There is very little reason to believe that digital libraries will function in the same way. Things are not as easy to find on Google Scholar and there is not yet an intuitive way to organize such findings or even secure funding for their organization. Both the need for early investment and the scale of contemporary preservation mean that digital libraries will have to engage in a large coordinating practice if material is not to be lost.

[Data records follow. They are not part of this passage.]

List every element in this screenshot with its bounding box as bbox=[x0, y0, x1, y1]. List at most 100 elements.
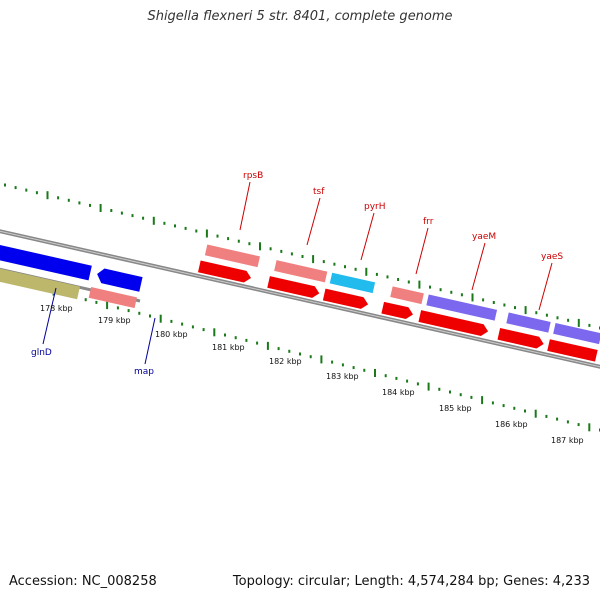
minor-tick bbox=[280, 249, 283, 253]
minor-tick bbox=[290, 252, 293, 256]
tick-label-185: 185 kbp bbox=[439, 404, 472, 413]
minor-tick bbox=[195, 229, 198, 233]
minor-tick bbox=[331, 360, 334, 364]
minor-tick bbox=[535, 311, 538, 315]
feature-salmon-rpsB[interactable] bbox=[204, 244, 260, 268]
gene-label-glnD[interactable]: glnD bbox=[31, 348, 52, 358]
feature-salmon-map[interactable] bbox=[88, 287, 137, 309]
major-tick bbox=[152, 216, 155, 225]
gene-label-rpsB[interactable]: rpsB bbox=[243, 171, 263, 181]
gene-labels: rpsB tsf pyrH frr yaeM yaeS glnD map bbox=[31, 171, 563, 377]
feature-red-rpsB[interactable] bbox=[198, 260, 252, 283]
major-tick bbox=[46, 191, 49, 200]
major-tick bbox=[577, 318, 580, 327]
tick-label-181: 181 kbp bbox=[212, 343, 245, 352]
feature-purple-edge[interactable] bbox=[553, 323, 600, 345]
minor-tick bbox=[163, 221, 166, 225]
frr-leader bbox=[415, 227, 429, 275]
minor-tick bbox=[470, 395, 473, 399]
feature-salmon-frr[interactable] bbox=[390, 286, 424, 305]
feature-red-tsf[interactable] bbox=[267, 276, 320, 299]
minor-tick bbox=[57, 196, 60, 200]
tick-label-184: 184 kbp bbox=[382, 388, 415, 397]
minor-tick bbox=[577, 423, 580, 427]
minor-tick bbox=[460, 293, 463, 297]
minor-tick bbox=[482, 298, 485, 302]
minor-tick bbox=[395, 376, 398, 380]
feature-blue-long[interactable] bbox=[0, 232, 92, 281]
feature-red-frr[interactable] bbox=[381, 301, 414, 321]
minor-tick bbox=[95, 300, 98, 304]
minor-tick bbox=[344, 265, 346, 269]
minor-tick bbox=[397, 278, 400, 281]
feature-red-pyrH[interactable] bbox=[322, 288, 370, 311]
minor-tick bbox=[502, 404, 505, 408]
minor-tick bbox=[216, 234, 219, 238]
feature-red-yaeM[interactable] bbox=[418, 310, 489, 337]
tick-label-178: 178 kbp bbox=[40, 304, 73, 313]
gene-label-map[interactable]: map bbox=[134, 367, 154, 377]
minor-tick bbox=[224, 333, 226, 337]
upper-tick-ring bbox=[4, 183, 600, 330]
feature-purple-yaeM[interactable] bbox=[426, 294, 498, 321]
minor-tick bbox=[438, 387, 441, 391]
gene-label-pyrH[interactable]: pyrH bbox=[364, 202, 386, 212]
backbone bbox=[0, 229, 600, 369]
tick-label-179: 179 kbp bbox=[98, 316, 131, 325]
minor-tick bbox=[545, 414, 548, 418]
gene-label-tsf[interactable]: tsf bbox=[313, 187, 325, 197]
minor-tick bbox=[191, 325, 194, 329]
minor-tick bbox=[545, 313, 548, 317]
minor-tick bbox=[375, 272, 378, 276]
minor-tick bbox=[170, 319, 173, 323]
feature-olive-long[interactable] bbox=[0, 254, 80, 300]
accession-text: Accession: NC_008258 bbox=[9, 574, 157, 589]
minor-tick bbox=[333, 262, 336, 266]
minor-tick bbox=[386, 275, 389, 279]
minor-tick bbox=[588, 323, 591, 327]
major-tick bbox=[205, 229, 208, 238]
minor-tick bbox=[363, 368, 366, 372]
kbp-tick-labels: 178 kbp 179 kbp 180 kbp 181 kbp 182 kbp … bbox=[40, 304, 584, 445]
gene-label-yaeM[interactable]: yaeM bbox=[472, 232, 496, 242]
minor-tick bbox=[89, 203, 91, 207]
minor-tick bbox=[416, 382, 419, 386]
feature-purple-yaeS[interactable] bbox=[506, 312, 551, 333]
minor-tick bbox=[202, 328, 205, 332]
pyrH-leader bbox=[360, 212, 375, 261]
feature-cyan-pyrH[interactable] bbox=[329, 272, 376, 294]
minor-tick bbox=[309, 355, 312, 359]
feature-blue-short[interactable] bbox=[95, 267, 143, 292]
minor-tick bbox=[299, 352, 301, 356]
minor-tick bbox=[149, 314, 151, 318]
minor-tick bbox=[566, 420, 569, 424]
gene-label-frr[interactable]: frr bbox=[423, 217, 434, 227]
feature-red-edge[interactable] bbox=[547, 339, 598, 362]
feature-salmon-tsf[interactable] bbox=[274, 260, 328, 283]
minor-tick bbox=[138, 311, 141, 315]
major-tick bbox=[418, 280, 421, 289]
major-tick bbox=[471, 293, 474, 302]
major-tick bbox=[213, 328, 216, 337]
minor-tick bbox=[120, 211, 123, 215]
gene-label-yaeS[interactable]: yaeS bbox=[541, 252, 563, 262]
map-leader bbox=[144, 317, 156, 365]
minor-tick bbox=[301, 255, 304, 258]
major-tick bbox=[534, 409, 537, 418]
major-tick bbox=[481, 396, 484, 405]
tick-label-183: 183 kbp bbox=[326, 372, 359, 381]
minor-tick bbox=[142, 216, 145, 220]
minor-tick bbox=[127, 309, 130, 313]
minor-tick bbox=[174, 224, 176, 228]
minor-tick bbox=[384, 374, 387, 378]
feature-red-yaeS[interactable] bbox=[497, 327, 545, 350]
backbone-inner bbox=[0, 230, 600, 368]
minor-tick bbox=[439, 288, 442, 292]
minor-tick bbox=[514, 306, 516, 310]
minor-tick bbox=[322, 260, 325, 264]
minor-tick bbox=[288, 349, 291, 353]
minor-tick bbox=[227, 237, 230, 241]
minor-tick bbox=[35, 191, 38, 195]
tick-label-186: 186 kbp bbox=[495, 420, 528, 429]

But instead of merely highlighting challenges, participants also began to identify things that universities, libraries, publishers, authors, and learned societies can do to enable continued access to scholarship in the digital age. Many of these solutions focused on steps that can be taken to increase authors’ control over the fate of the texts that they produce. Authors often transfer their copyright to publishers, who thereafter control how articles and books are disseminated. This control can last for the entire term of the copyright (which continues for the life of the author plus seventy years), even though publishers’ interests in commercial dissemination typically last only a few years. While authors’ interests in reaching readers and spreading knowledge continue, the authors’ ability to pursue those interests can be hampered by their lack of copyright control. Helping scholars understand their options for managing their copyrights so that they can be empowered to ensure that their rights are aligned with their interests was a process that many participants felt should be part of graduate education. (This is work that is promoted by the Authors Alliance, a group with which several of the meeting participants are involved.)
While there is reason to believe that the age of the printed scholarly book may be coming to an end, it is not clear what will replace it. Several participants stressed the need to ensure that the scholarly record does not disappear by neglect when this shift takes place. Dan Cohen proposed encouraging libraries, universities, and learned societies to devote 1 percent of their annual budgets to a collective effort at digital preservation, and to invest in technologies and user interfaces that will ensure preservation by default rather than by accident.
While increased federal funding for such a sustainable infrastructure to protect scholarship would be valuable, Don Waters (Senior Program Officer for Scholarly Communications at the Andrew W. Mellon Foundation), among others, suggested that a more realistic first step would be to coordinate “micro-preservation” at the campus level, which would connect scholars and Academy members on university campuses with their local archivists and librarians to ensure that their legacies are preserved. This type of bottom-up approach would help scholars preserve their own work and test techniques that might eventually be deployed by larger-scale efforts.